Mais il y en a qui préfèrent se poser la question de la nécessité même d’un procès qui ne se révèlerait être qu’un jugement monté qui, contre le « sacrifice » d’un co-auteur, en laisserait d’autres en dehors des mailles de la procédure. Sont de ce lot ceux qui dénoncent dans les comptes-rendus faits du procès par les médias, une tendance à inverser les rôles et à présenter Taylor comme une victime décidée à se battre, et les témoins comme des affabulateurs ridiculisés, confondus par une défense aguerrie, ayant la maîtrise de son dossier. Sont de ce lot, ceux qui disent que les témoins ont été triés sur le volet, que les fonds ne seront pas débloqués pour permettre au tribunal de faire toute la lumière. Fait partie aussi de ce lot, le Professeur de droit Moustapha B. SOW, qui est persuadé qu’on aura droit qu’à une espèce de simulacre de procès : « la détermination des responsabilités pénales a été soumise à des contraintes et fera l’objet d’une interprétation politique restrictive » (in Multipol le 31 août 2007). Il rappelle aussi que de 18 chefs d’inculpation, on est revenu à 11 ! Pour lui, l’unique accusation de Charles Taylor au titre de « personne à la plus lourde responsabilité », occulte « des complicités criminelles transnationales » (bref des individus et grandes compagnies), et il va même jusqu’à s’interroger sur la question de Charles Taylor : bouc émissaire ou non ?

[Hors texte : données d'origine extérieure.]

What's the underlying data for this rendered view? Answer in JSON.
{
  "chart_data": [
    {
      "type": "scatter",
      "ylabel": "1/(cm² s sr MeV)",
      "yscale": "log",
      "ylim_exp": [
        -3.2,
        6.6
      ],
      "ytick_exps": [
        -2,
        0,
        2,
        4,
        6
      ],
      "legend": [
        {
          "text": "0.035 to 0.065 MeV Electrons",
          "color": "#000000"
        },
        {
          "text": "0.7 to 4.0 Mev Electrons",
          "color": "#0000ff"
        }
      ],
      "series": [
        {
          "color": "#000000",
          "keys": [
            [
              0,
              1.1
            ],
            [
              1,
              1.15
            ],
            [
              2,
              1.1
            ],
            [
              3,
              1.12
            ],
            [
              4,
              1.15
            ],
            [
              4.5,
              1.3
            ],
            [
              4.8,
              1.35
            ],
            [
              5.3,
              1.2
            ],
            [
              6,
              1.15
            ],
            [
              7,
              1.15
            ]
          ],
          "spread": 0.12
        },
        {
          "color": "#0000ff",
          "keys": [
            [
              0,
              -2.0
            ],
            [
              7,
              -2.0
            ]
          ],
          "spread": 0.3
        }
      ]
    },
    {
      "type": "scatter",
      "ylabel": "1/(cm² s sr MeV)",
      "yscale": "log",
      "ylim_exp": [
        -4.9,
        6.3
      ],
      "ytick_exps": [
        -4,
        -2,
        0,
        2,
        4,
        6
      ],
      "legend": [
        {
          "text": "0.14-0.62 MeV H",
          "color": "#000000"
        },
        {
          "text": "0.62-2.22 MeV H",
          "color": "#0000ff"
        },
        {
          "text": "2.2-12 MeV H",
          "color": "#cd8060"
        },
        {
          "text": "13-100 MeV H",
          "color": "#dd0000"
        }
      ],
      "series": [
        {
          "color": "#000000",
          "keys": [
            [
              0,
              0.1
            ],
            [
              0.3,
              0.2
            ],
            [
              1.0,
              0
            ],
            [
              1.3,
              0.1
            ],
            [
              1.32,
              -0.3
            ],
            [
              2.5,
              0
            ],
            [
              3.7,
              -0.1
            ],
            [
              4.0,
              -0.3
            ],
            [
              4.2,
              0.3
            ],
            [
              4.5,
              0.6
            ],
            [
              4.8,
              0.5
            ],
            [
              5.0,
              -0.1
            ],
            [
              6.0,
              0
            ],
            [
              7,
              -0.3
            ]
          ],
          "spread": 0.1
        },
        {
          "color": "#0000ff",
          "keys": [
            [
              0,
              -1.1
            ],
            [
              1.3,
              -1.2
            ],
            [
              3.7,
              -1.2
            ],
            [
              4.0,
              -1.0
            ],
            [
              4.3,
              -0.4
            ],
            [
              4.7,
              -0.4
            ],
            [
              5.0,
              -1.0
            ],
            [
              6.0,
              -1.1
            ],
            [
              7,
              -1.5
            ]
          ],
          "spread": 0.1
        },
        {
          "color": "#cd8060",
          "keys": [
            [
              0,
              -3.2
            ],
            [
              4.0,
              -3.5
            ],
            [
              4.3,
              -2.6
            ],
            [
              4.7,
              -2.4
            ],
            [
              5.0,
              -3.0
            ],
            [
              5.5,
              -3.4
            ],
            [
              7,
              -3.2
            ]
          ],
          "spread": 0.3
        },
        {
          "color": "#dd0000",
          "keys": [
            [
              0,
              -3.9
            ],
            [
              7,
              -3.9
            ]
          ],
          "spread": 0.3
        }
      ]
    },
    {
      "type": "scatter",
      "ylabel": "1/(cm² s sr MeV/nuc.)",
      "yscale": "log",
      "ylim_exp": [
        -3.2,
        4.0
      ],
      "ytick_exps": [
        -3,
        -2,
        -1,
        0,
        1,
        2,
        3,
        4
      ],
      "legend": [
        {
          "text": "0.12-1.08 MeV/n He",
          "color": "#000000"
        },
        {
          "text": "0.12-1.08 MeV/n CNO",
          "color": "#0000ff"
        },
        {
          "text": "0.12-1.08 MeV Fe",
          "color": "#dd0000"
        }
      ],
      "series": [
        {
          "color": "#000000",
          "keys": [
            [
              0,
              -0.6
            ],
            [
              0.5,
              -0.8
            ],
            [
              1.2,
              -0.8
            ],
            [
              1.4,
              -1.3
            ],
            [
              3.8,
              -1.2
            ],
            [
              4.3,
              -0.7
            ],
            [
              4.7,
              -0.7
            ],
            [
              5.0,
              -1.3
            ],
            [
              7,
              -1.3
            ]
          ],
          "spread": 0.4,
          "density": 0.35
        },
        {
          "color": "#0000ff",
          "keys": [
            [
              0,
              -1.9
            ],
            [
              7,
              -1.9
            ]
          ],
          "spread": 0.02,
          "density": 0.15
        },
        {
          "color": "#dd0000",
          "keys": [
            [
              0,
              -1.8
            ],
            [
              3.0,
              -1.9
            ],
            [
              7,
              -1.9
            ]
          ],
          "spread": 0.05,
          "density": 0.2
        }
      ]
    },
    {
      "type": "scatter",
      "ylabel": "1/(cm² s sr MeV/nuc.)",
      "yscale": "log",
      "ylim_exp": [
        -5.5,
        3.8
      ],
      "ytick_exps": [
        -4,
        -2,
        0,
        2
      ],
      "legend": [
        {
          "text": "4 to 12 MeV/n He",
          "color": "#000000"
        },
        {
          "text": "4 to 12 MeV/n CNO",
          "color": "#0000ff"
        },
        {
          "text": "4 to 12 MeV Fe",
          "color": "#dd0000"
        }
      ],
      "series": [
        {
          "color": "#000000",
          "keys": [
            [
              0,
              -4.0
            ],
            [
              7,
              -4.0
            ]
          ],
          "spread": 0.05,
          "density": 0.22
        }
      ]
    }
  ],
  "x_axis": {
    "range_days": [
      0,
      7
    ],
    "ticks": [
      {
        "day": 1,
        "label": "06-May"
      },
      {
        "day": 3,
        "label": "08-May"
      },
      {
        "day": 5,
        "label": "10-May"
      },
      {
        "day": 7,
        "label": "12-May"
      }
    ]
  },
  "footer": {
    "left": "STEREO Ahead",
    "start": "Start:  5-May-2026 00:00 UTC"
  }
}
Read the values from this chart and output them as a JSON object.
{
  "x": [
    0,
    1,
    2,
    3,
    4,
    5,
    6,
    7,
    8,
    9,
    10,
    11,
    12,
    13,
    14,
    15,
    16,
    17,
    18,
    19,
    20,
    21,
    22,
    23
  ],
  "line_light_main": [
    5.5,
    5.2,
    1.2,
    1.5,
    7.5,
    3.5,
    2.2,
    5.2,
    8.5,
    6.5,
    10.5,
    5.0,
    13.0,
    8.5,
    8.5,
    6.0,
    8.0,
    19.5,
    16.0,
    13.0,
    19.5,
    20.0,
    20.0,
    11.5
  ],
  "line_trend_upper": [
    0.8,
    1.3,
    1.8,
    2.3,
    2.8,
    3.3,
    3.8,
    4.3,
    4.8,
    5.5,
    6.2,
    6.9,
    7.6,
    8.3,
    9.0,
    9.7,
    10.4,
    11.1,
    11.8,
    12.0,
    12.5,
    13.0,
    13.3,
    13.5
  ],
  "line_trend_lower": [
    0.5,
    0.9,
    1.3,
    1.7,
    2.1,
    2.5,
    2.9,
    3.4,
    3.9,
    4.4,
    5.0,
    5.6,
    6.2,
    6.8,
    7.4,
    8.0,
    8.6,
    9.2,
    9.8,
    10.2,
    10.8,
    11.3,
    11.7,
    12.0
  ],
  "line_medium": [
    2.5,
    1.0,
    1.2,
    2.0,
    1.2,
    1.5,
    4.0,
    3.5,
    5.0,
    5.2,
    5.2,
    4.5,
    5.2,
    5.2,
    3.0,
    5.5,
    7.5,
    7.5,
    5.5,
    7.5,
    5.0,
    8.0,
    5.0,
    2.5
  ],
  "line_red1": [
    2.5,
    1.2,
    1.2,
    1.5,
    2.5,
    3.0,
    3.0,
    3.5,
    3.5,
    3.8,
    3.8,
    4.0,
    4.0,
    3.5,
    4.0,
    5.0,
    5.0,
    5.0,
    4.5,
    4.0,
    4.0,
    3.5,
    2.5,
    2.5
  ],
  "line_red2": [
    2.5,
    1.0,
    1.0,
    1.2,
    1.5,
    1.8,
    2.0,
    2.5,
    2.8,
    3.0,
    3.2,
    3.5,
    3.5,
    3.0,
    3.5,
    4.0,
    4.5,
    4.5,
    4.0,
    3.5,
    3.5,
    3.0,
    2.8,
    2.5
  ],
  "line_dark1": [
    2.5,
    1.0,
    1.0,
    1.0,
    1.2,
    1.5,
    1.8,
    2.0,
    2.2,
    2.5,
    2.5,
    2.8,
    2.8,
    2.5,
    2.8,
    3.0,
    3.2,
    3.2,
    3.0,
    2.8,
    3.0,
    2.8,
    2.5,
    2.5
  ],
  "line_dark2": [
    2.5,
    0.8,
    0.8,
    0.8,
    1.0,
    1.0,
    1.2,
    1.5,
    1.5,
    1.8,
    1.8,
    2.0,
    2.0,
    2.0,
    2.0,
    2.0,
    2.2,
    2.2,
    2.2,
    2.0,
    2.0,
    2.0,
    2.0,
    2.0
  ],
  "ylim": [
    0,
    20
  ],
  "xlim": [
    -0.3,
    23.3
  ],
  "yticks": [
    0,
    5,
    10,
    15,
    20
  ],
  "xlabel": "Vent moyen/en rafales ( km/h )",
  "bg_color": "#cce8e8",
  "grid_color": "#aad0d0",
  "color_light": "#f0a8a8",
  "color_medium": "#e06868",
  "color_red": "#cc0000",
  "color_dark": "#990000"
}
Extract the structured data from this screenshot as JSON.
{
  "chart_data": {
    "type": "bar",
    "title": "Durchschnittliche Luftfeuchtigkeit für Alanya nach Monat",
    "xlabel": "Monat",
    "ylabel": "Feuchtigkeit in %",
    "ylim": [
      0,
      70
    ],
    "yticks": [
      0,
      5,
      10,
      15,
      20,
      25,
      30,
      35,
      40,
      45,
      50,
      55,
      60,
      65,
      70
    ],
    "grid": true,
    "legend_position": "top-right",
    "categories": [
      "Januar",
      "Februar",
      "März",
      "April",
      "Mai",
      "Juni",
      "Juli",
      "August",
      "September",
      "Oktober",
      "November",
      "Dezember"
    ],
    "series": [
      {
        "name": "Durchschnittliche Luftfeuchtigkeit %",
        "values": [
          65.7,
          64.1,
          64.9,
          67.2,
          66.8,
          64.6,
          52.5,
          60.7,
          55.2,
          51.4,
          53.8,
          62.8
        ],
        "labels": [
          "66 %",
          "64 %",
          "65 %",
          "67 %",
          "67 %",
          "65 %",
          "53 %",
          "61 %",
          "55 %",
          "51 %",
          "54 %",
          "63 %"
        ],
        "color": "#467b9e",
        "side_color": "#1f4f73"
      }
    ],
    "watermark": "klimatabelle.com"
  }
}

A un moment où l’on parle de « real politik », où les grands conducteurs de ce monde se font la concurrence pour réintégrer Kadhafi dans le concert des nations, il serait fort étonnant qu’une justice pénale internationale, au demeurant balbutiante, ait assez de marge pour investiguer au-delà du cas Taylor vers d’autres pour les appeler en cause dans la procédure.

Mais il ne faut en aucune matière, jurer de rien. Avant que jugement ne soit rendu en fin 2009, il se coulera beaucoup de mois. Il se pourrait alors qu’au fil des dépositions, les données changent, que des témoignages se fassent plus courageux, que des mobilisations venant des opinions prêtent main forte aux magistrats pour leur donner plus d’audace pendant l’instruction à la barre, ou que même pour une raison ou une autre, la langue de Taylor se délie.